Na última sexta-feira de cada mês, o empresário possuía o hábito de ir para seu escritório localizado no Centro da cidade do Rio Janeiro. Paulo era dono da imobiliária VIDAPÊ, uma das empresas em ascensão que mais lucrava no país, com filiais espalhadas em vários pontos do território brasileiro.

- Adélia, estou indo para o escritório. Provavelmente devo demorar bastante hoje. Temos uma longa reunião que pode levar a VIDAPÊ para o resto mundo! Avise a Cristina que optei por não acordá-la porque ela parecia estar bem cansada. - afirmou o empresário com um sorriso radiante de quem almejava conquistar o mundo.

- Ok, Paulo! Aviso a dona Cristina sim. - respondeu a jovem doméstica com uma voz suave.

Cristina Ferreira Salles, cônjuge de Paulo, era uma das mais renomadas professoras da Universidade Federal do Rio de Janeiro. Aos 34 anos, já havia conhecido grande parte do mundo por meio de suas pesquisas bem sucedidas na área da Tecnologia da Computação, com projetos ativos que se estendiam até o Vale do Silício.

Às 09h42min. Paulo chegava na principal avenida do Rio de Janeiro e avistava um engarrafamento quilométrico. Sua reunião inadiável aconteceria às 10h00min. no Gold Pallace Business, localizado três quarteirões a frente. Passaram-se alguns minutos e o Hyundai Ix35 de cor preta permanecia no mesmo lugar. O empresário, com seus 43 anos e cabelos grisalhos, começava a ficar inquieto, pois os magnatas europeus eram conhecidos por não tolerarem quaisquer tipo de atrasos. Para eles, a ausência de pontualidade era um forte sinal de descaso que compromete o negócio.

Às 09h53min. o trânsito começou a avançar. O empresário, já nervoso com a falta de tempo, cogitava a ideia de desrespeitar os semáforos para evitar o possível atraso. Na verdade, até tentou, mas por pouco não se envolveu em um grave acidente em um cruzamento.

- Tá maluco, coroa?
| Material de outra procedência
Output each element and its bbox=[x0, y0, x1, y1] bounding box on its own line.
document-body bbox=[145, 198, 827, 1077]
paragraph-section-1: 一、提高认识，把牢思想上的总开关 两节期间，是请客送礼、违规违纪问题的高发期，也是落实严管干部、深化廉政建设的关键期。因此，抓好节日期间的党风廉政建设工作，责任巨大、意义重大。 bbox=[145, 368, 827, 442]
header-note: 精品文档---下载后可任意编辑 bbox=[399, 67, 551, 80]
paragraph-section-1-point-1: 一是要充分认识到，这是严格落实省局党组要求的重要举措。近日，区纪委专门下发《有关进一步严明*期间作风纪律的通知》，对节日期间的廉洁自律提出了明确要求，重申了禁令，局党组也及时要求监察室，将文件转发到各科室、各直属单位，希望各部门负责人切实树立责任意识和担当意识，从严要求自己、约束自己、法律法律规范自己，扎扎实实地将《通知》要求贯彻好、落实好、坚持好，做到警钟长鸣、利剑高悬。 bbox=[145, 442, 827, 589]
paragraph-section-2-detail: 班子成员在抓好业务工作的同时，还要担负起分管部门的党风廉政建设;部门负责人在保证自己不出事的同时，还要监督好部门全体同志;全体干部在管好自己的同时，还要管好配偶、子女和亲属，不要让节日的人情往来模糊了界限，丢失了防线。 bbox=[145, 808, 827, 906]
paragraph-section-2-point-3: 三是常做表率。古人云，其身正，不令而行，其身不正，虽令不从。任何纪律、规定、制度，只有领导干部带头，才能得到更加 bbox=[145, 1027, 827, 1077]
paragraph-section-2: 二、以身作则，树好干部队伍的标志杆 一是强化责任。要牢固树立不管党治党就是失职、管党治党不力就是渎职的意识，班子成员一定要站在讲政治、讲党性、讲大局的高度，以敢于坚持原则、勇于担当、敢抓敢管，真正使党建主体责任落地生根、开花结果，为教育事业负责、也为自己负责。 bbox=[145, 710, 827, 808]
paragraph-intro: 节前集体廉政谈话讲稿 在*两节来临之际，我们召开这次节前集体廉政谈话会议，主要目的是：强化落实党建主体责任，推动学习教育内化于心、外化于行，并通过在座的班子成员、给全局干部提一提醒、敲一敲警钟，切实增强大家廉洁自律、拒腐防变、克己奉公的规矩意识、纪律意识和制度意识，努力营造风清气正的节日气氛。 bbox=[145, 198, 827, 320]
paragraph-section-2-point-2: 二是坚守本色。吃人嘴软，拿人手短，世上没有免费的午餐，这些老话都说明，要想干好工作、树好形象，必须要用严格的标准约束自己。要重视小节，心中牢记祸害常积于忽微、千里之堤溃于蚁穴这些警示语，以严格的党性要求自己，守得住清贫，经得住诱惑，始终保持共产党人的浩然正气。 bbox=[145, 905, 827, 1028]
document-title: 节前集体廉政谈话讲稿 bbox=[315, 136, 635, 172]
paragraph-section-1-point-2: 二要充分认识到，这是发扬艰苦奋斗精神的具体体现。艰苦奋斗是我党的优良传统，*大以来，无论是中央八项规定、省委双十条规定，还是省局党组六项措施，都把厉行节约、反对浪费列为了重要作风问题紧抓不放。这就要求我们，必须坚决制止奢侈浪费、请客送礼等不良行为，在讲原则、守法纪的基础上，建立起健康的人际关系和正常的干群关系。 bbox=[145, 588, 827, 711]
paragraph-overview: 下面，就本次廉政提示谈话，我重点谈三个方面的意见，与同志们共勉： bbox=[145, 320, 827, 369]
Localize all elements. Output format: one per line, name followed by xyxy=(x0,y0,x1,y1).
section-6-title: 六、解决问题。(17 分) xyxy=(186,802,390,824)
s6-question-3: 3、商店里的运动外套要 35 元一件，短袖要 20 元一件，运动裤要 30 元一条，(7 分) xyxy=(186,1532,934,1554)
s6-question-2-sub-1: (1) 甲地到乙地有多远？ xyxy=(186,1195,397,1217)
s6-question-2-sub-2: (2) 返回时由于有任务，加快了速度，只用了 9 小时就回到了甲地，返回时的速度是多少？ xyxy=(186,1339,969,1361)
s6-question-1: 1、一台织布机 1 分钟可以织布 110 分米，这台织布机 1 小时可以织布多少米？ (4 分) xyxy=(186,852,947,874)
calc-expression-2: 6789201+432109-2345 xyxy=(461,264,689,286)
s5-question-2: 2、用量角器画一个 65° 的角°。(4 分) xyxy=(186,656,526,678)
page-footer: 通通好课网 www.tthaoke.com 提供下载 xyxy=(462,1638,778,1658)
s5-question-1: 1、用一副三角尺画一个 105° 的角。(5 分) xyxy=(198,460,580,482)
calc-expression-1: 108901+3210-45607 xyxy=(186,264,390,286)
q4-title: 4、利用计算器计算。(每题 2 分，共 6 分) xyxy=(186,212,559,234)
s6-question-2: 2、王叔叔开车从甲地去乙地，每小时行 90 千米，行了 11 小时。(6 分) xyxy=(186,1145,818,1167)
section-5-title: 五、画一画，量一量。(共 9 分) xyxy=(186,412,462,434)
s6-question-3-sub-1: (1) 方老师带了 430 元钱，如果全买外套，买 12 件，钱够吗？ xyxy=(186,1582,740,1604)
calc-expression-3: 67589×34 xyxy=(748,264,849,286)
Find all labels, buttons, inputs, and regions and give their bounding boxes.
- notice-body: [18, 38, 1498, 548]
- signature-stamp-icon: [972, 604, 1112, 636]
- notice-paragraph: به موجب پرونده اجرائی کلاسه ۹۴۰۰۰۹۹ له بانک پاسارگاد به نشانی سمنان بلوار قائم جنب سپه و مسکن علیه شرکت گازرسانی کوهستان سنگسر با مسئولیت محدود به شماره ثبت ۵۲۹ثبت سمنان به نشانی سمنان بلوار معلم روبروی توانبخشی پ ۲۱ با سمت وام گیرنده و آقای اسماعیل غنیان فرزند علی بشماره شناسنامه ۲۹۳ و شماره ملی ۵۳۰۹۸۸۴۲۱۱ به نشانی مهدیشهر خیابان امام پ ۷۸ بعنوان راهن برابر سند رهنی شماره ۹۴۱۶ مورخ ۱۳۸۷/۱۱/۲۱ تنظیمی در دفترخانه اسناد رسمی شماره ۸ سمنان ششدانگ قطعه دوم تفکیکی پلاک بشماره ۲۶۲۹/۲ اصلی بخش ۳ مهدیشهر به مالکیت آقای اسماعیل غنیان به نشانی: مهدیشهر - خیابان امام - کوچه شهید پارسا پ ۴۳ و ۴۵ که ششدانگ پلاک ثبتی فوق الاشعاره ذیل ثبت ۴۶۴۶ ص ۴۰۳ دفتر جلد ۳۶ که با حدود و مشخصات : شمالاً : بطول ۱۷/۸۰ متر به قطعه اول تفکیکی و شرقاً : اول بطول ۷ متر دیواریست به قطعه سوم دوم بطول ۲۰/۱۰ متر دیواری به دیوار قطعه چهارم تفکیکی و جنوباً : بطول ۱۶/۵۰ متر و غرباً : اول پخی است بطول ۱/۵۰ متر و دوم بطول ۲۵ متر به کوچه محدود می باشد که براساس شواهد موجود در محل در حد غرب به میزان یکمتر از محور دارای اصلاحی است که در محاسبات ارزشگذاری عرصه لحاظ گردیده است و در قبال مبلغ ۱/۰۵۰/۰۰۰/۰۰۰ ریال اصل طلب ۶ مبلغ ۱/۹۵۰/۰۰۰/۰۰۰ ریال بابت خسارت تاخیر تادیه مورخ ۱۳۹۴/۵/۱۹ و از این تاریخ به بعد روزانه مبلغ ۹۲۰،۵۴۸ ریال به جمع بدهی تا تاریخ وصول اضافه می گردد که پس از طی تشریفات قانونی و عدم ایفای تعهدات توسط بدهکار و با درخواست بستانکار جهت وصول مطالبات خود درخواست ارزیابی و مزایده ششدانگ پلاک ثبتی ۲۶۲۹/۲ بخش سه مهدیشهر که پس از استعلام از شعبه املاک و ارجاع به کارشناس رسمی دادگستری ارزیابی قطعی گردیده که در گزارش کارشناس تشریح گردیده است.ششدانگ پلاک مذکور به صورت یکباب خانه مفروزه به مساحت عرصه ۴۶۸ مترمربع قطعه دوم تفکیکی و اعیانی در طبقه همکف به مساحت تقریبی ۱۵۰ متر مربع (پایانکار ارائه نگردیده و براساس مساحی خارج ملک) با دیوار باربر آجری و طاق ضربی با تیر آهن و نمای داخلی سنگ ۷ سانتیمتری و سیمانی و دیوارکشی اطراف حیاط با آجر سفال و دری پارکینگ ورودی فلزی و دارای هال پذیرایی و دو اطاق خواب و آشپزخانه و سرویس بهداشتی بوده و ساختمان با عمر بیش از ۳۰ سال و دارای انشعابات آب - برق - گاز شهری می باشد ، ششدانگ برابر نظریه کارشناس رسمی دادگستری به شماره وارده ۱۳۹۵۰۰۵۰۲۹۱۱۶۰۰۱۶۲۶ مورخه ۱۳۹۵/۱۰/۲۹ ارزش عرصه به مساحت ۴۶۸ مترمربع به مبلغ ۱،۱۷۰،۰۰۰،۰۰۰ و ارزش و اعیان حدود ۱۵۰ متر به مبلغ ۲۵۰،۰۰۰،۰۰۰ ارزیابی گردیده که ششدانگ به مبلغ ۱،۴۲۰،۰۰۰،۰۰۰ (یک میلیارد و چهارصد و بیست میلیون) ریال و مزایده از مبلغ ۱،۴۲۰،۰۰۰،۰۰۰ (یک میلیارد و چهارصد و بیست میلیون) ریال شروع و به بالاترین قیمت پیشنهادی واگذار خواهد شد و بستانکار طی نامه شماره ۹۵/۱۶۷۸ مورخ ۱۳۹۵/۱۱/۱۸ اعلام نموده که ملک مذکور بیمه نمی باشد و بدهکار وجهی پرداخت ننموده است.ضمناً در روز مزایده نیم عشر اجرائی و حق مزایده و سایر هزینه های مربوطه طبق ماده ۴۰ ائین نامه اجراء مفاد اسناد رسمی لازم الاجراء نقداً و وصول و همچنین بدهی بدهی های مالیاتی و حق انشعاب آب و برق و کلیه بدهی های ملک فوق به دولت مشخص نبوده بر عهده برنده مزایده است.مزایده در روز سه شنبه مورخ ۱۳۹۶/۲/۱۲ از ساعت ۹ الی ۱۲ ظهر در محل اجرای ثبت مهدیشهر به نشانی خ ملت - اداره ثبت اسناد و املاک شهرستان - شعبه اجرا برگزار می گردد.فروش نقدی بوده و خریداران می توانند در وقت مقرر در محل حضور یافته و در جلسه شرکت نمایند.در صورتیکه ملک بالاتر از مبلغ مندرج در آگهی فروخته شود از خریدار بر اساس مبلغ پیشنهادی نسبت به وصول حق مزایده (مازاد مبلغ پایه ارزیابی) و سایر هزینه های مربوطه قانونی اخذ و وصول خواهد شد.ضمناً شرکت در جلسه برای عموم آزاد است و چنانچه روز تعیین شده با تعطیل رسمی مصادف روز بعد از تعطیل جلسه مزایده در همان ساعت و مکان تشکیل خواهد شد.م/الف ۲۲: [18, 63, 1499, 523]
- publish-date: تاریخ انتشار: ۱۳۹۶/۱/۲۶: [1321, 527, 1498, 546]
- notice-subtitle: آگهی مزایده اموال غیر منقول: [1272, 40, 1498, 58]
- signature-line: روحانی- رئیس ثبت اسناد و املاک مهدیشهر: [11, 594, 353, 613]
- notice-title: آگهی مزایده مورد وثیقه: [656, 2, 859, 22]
O sinal tá fechado pra você ai, ó! - gritou o motorista de um Monza 1988 com a lataria enferrujada que quase colidiu com o carro do empresário.

Ao mesmo tempo que respirava fundo e dava ré para retornar à posição correta antes da sinalização, aproximou um garoto bem magro na janela do carro de Paulo.

- Moço, o sinhô quer uma paçoquinha? É pra ajudar minha família. Até agora não vendi nada. - afirmou o garoto, que aparentava ter uns 10 anos, com a voz meio rouca de quem parecia estar gripado.

- Não, garoto! Hoje não! Estou com pressa. Vai amolar outro! - afirmou Paulo de forma rude, já transtornado pelo medo de perder uma grande oportunidade de melhorar ainda mais as condições financeiras.

- Desculpa, sinhô! Fica com Deus! - afirmou o garoto no mesmo momento em que o carro de Paulo arrancava.

Às 09h58min., Paulo chegou ao local da reunião e lá estavam os empresários, quase prontos para juntarem suas malas e desistirem do negócio. A reunião durou cerca de 6 horas e foi um sucesso. A VIDAPÊ agora também atuaria fora do Brasil, de início, com filiais em Berlim e Lisboa.

O empresário tinha o hábito de todos os dias, antes de dormir, ficar sentado no sofá da sala refletindo sobre o que fez no dia. E, apesar das comemorações, lembrou da forma que tratara a jovem criança naquela manhã.

- Amanhã quero encontrar essa criança! - pensou em voz alta.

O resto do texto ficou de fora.